Computing Vowel Harmony: The Generative Capacity of Search and Copy

Supplemental Proceedings of the 2019 Annual Meeting on Phonology

Venue: AMP
Type: Conference
Phonology
Formal Languages
Authors
Affiliations

Samuel Andersson

Yale University

Hossep Dolatian

Stony Brook University

Sophie Hao

Yale University

Published

May 2, 2020

Abstract
Search & Copy (S&C, Nevins, 2010; Mailhot & Reiss, 2007; Samuels, 2009a,b) is a procedural model of vowel harmony in which underspecified vowels trigger searches for targets that provide them with features.
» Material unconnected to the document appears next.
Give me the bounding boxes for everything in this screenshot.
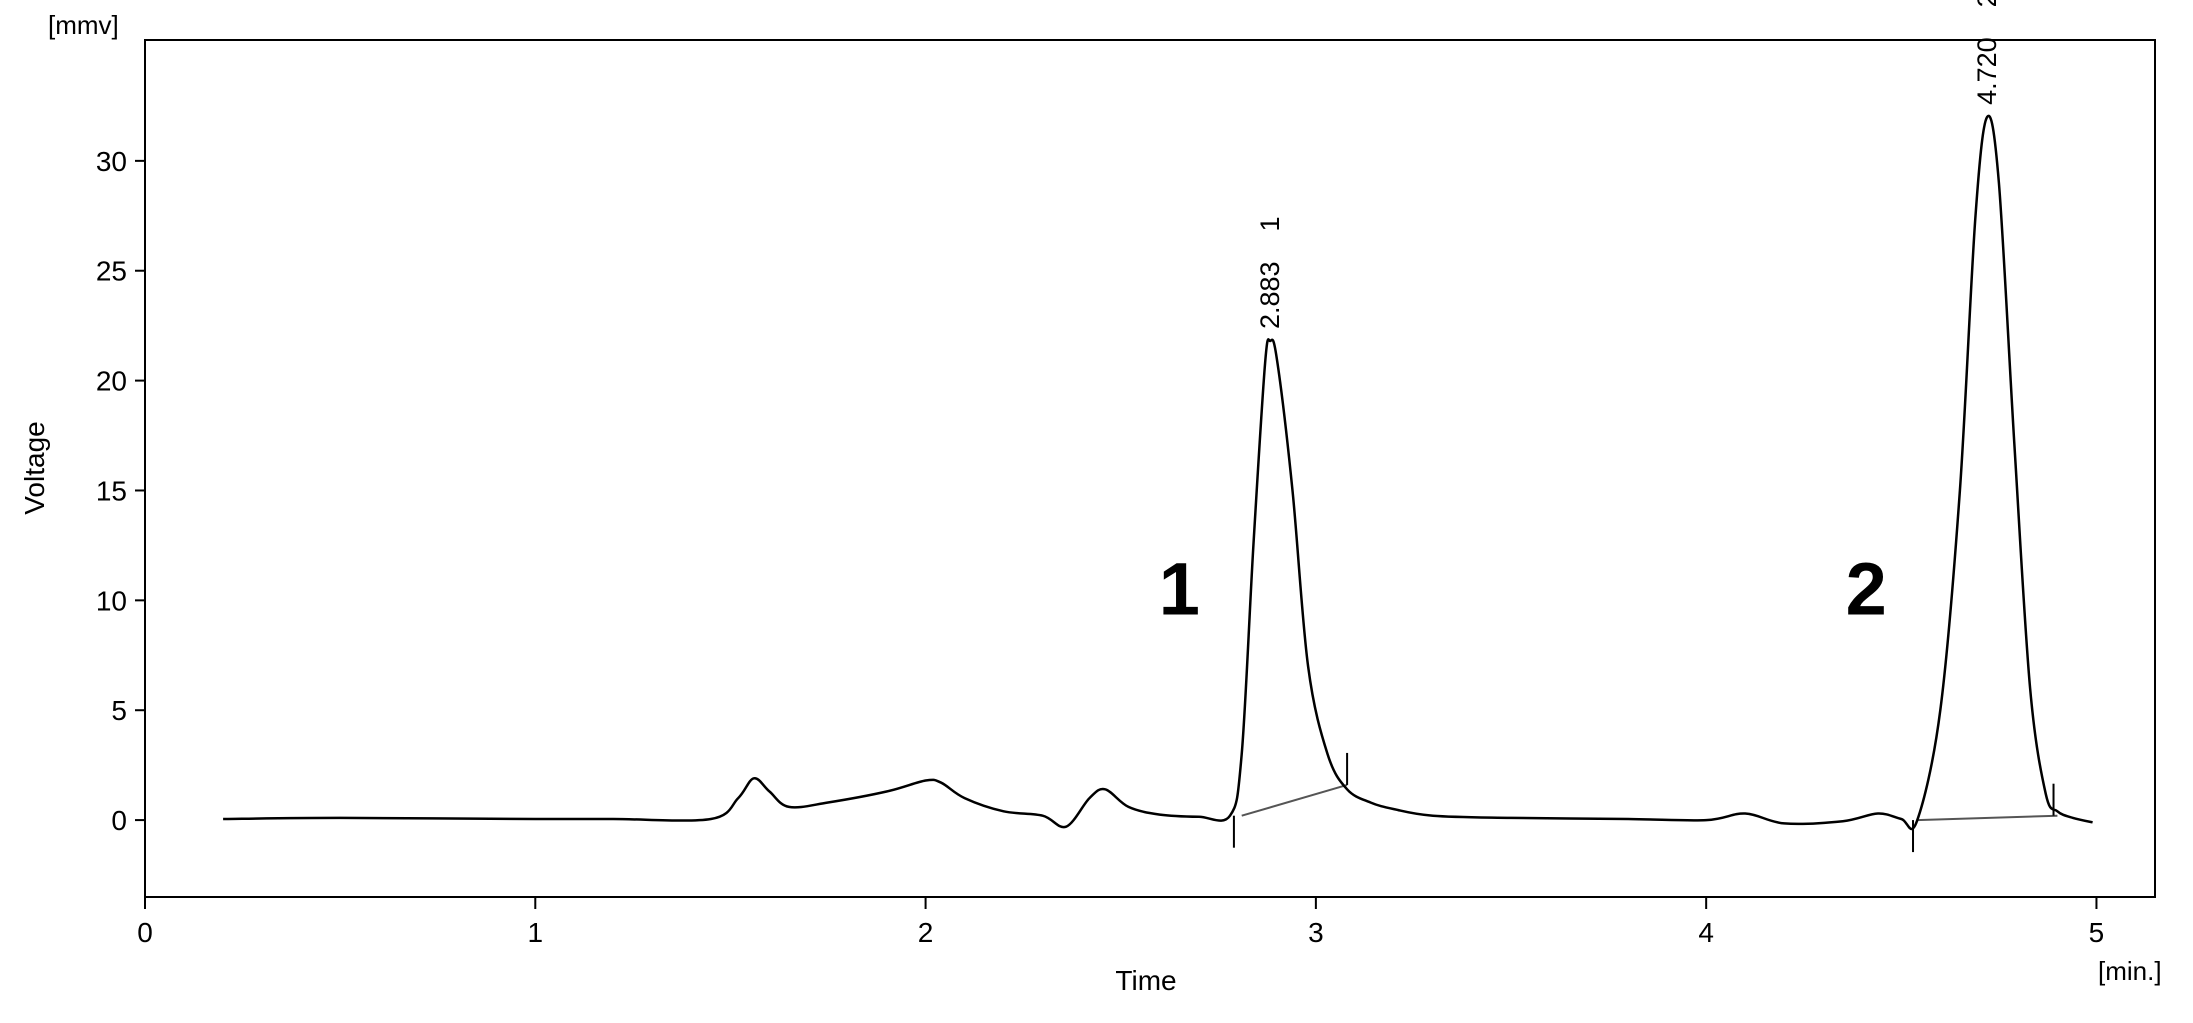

In this paper, we seek to relate the S&C formalism with models of phonological locality proposed by recent work in the subregular program (Heinz, 2018; Chandlee, 2014; Chandlee et al., 2015; Hao & Andersson, 2019; Hao & Bowers, 2019). Our goal is to provide a formal description, within the framework of mathematical linguistics, of the range of possible phonological transformations that admit an analysis within S&C. In particular, we do not propose an analysis of any particular linguistic phenomenon; instead, the present study should be viewed as an analysis of the S&C formalism itself. Our analysis allows S&C to be compared with other formalisms in terms of their expressive power, and identifies conditions under which S&C descriptions of vowel harmony and other phenomena may be incorporated into software systems for phonological processing based on finite-state techniques (see Beesley & Karttunen, 2003).